The existence of a template used by SMEs, as has been obtained in this paper, when publishing these reports according to GRI, can be a helpful benchmark and departure point. The evidence about the type of report SMEs are filling is a clue to improve sustainability disclosure and standards because sustainability disclosure should not be a burden for small companies lacking resources. Disclosure of sustainability reports is also becoming essential for SMEs as they are the backbone of the economy and play an essential role in the global goal of sustainability. However, for these companies, this should be proportionate. These implications are theoretical, to be used for the standards setter, and practical, as the standardization of sustainability reporting focused on SMEs will critically affect the majority of enterprises and their advisors in this field. Non-listed SMEs are not legally obliged to disclose sustainability reports. However, they are indirectly affected as they can not avoid being required by banks, large companies, or the public sector to facilitate this information. Moreover, if not considering the current practices, these changes will affect the economy and create costs for SMEs.

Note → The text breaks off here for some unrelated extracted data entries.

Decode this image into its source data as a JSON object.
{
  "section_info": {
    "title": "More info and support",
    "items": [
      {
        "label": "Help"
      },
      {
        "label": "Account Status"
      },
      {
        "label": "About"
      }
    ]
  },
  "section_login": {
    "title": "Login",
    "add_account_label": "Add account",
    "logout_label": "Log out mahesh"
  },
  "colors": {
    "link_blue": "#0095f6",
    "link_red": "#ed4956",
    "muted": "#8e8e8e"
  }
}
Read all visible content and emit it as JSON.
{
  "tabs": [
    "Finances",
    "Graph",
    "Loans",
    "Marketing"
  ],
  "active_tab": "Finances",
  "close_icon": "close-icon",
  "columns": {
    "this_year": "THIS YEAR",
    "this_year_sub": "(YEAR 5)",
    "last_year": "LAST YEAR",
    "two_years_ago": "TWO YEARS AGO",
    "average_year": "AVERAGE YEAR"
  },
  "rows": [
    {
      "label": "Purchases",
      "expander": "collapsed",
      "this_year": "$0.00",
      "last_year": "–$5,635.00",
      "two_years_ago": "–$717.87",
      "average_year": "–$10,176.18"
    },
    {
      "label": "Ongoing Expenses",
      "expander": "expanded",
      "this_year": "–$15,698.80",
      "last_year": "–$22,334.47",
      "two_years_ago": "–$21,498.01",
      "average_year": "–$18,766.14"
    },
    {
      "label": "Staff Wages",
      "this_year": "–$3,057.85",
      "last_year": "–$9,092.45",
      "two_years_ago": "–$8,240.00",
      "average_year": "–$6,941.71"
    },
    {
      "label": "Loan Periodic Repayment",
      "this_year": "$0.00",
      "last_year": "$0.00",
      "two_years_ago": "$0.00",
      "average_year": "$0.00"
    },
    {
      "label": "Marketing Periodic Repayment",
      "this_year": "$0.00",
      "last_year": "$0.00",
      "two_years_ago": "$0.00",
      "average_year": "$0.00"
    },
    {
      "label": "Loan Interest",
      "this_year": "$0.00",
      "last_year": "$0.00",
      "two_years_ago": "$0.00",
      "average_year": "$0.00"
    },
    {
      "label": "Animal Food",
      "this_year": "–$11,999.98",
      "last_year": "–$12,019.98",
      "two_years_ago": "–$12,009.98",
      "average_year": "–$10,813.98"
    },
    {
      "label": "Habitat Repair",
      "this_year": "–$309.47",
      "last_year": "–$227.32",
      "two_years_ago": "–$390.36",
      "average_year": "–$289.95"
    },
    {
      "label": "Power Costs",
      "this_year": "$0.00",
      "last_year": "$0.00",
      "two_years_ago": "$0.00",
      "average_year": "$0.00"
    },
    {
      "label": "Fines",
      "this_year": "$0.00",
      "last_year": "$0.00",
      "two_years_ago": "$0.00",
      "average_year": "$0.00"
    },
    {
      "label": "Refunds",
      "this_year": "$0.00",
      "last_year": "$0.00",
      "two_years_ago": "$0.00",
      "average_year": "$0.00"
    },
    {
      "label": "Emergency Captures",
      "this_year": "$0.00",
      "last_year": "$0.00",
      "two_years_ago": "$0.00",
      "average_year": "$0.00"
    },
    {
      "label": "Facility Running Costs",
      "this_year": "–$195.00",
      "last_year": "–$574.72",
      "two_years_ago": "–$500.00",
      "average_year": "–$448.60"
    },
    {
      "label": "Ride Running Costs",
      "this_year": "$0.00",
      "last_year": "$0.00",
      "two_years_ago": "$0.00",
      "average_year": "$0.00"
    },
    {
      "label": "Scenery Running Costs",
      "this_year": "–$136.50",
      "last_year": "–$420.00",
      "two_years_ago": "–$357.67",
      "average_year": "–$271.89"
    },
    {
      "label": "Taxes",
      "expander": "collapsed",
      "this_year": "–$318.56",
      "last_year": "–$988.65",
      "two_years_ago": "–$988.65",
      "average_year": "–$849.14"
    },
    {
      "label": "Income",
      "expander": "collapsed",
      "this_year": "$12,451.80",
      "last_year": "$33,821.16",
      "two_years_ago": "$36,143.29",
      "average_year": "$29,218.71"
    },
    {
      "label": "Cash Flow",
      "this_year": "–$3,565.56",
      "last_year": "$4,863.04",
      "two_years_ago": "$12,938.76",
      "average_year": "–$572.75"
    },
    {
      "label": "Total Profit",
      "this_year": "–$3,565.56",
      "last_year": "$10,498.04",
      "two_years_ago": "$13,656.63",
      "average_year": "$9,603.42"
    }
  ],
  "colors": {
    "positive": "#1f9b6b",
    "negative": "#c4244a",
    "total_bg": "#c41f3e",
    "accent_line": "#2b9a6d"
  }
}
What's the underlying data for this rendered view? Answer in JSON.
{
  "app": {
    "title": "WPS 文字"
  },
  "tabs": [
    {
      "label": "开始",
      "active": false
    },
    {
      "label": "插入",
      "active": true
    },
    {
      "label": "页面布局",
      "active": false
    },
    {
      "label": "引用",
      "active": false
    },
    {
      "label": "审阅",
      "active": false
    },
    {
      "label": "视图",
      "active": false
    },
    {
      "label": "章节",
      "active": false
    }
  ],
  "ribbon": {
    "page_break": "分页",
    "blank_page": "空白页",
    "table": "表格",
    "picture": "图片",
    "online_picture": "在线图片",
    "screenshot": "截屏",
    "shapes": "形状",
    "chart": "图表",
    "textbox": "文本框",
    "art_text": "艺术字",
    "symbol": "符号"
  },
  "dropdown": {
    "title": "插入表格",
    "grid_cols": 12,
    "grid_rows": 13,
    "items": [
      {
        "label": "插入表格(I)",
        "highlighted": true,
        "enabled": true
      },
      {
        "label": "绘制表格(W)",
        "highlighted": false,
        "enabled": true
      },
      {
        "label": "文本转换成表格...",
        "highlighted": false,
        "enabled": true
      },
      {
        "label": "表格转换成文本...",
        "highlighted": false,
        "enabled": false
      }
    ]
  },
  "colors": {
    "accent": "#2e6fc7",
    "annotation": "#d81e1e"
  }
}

Therefore, the implications for future research are broad, as the study of sustainability reporting by SMEs is still scarce and not only in its format but also in its content. Although it is challenging to compile databases of sustainability reports voluntarily disclosed by SMEs, and they are mainly the largest ones that disclose this information, this study is another step to cope with the challenge of answering the necessities of SMEs. Hence, one limitation of this paper could be the number of sustainability reports voluntarily published in English according to GRI by European SMEs that will have to be solved in future research, increasing the sample over a more extended period and, for example, including more companies from other continents.